Wednesday, 04 de December de 2024 ISSN 1519-7670 - Ano 24 - nº 1316

Opções de uma rotina malandra

Curiosa, para dizer o mínimo, a polêmica causada pela ‘infidelidade’ do cantor e compositor Zeca Pagodinho, ao desfazer um contrato de propaganda com a marca de cerveja Schinchariol – que ele recomendava ‘experimentar’ – e, depois, pular para a propaganda da concorrente, a Brahma. O novo comercial entrelaça as idéias de ficção e realidade com um gingle pra lá de bom, e cujo sentido é este: tudo não teria passado de um amor de verão.

O filme é engraçado, criativo e, para dizer a verdade, tão jocoso quanto as estratégias de persuasão que as agências de propaganda costumam fazer mundo afora, arrastando os incautos a acreditarem nos valores capitalistas, segundo os quais a felicidade não passa de um processo de acumulação de dinheiro e poder.

Tudo bem que a grana faça parte da vida atual, mas daí a condicionar as populações a se comprometerem com o ideal capitalista e a agirem segundo as recomendações dos espetaculosos anúncios de TV, convenhamos, é uma piada.

Estão dizendo que o público de Pagodinho foi feito de otário, uma vez que ele mudou de marca, ‘traindo’ o que havia dito anteriormente a favor da Schin, e que ele pode ter ameaçado a carreira com isso. Que bobagem… Quanta gente faz propaganda de tudo quanto é coisa, vendendo sua imagem sem nenhuma relação com o produto, somente em troca de dinheiro.

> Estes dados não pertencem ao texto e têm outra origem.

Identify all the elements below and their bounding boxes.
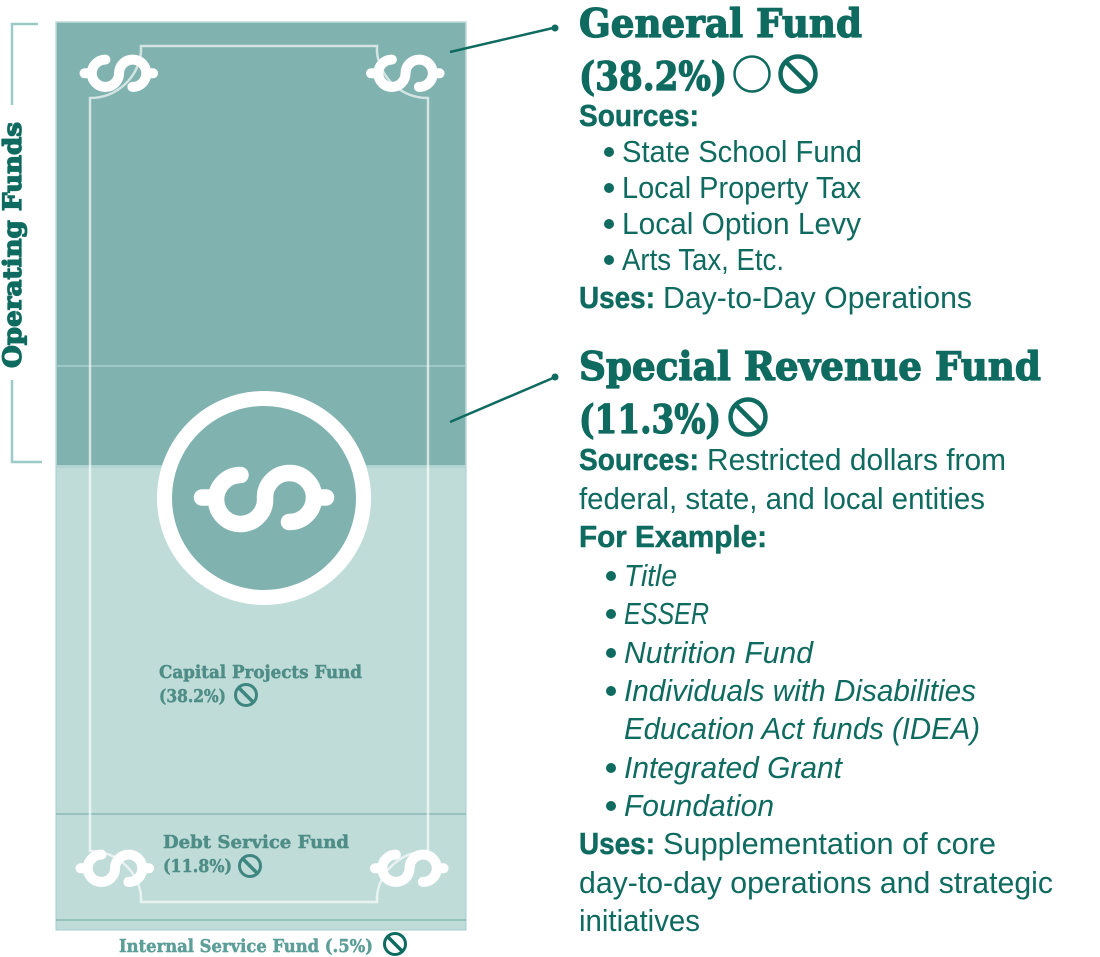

O que causa maior espanto é observar que a repercussão do episódio – muito boa para a Brahma, por sinal – mostra que os ‘especialistas’ da imprensa acreditam piamente no jogo capitalista, passando batidos pela grande safadeza que esse sistema costuma fazer com a imensa maioria dos habitantes do planeta – e cujo direcionamento é feito pela propaganda.

Quem está mais certo: o que trai os próprios princípios ou o que os realiza?

O que sempre notabilizou o folclórico Zeca Pagodinho foi o fato de ter-se mostrado simples e destemido, principalmente pelo fato de aparecer em público tomando a sua cervejinha e, quase sempre, em evidente estado alcoólico. O fato de voltar para a marca preferida, mandando a outra às favas, pelo paladar que não consegue trair, é mais verdadeiro. Ou o que vale é a assinatura em um contrato – que, na verdade, foi feito para, aí sim, trair o seu público – que pode ser desfeito?

Feliz da vida

A tal ética cobrada pelos críticos de Zeca vale só para os pobres mortais ou também vale para as grandes empresas, que costumam fazer o que querem sobre a frágil mente das populações pós-modernas (pelo incentivo ao consumo), levadas a essa condição por falta de assistência, sobretudo, dos meios de comunicação?

A propalada seriedade do episódio dos comerciais de cerveja é uma piada tão boa quanto a rasteira que Pagodinho passou e cuja autoria deve ser atribuída ao não menos astuto publicitário Nizan Guanaes, acostumado às maiores e melhores maracutaias desse meio – este sim, muito pouco ético.

Em vez de censura e julgamento ao personagem do anúncio de TV, o que a imprensa deveria estar fazendo nesse momento era analisar as mensagens das peças, com olhos críticos, sobretudo científicos, esclarecendo ao público a linguagem persuasiva da propaganda.

É bom não esquecer que o álcool é responsável por muitos problemas, como a morte de jovens e adultos em acidentes de carro. Ao entrar no clima das agências, que pensam suas peças de modo a causar polêmica e ampliar os meios de divulgação de suas mensagens, os veículos de comunicação agem como dóceis parceiros da encenação publicitária.

E, sem resistência, o sistema continua a conquistar atenção e audiência sobre a idéia do consumo, esta sim, a base sobre a qual o mundo de grandes empresas pode prosperar. Fazer do pagodeiro o boi-de-piranha da vez – lembram da Lei de Gérson e outros? – é apenas mais uma estratégia, dos marketeiros, que deu certo, com a anuência da mídia, que, não esqueçamos, também lucra com uma fatia da verba dos anúncios.

Alheio a toda essa fumaça de críticas e feliz da vida deve estar o protagonista dos anúncios, Zeca Pagodinho – sempre fiel à cultura tupiniquim, corretíssima, por sinal. Ao seu jeito, ele dá uma banana ao dito ‘mundo responsável’ e segue a rotina malandra – sacando coisas que a maioria pensa que ele não saca, amealhando alguns milhões a mais e deixando a vida, literalmente, o levar. Adúltero comercial? Coisa nenhuma!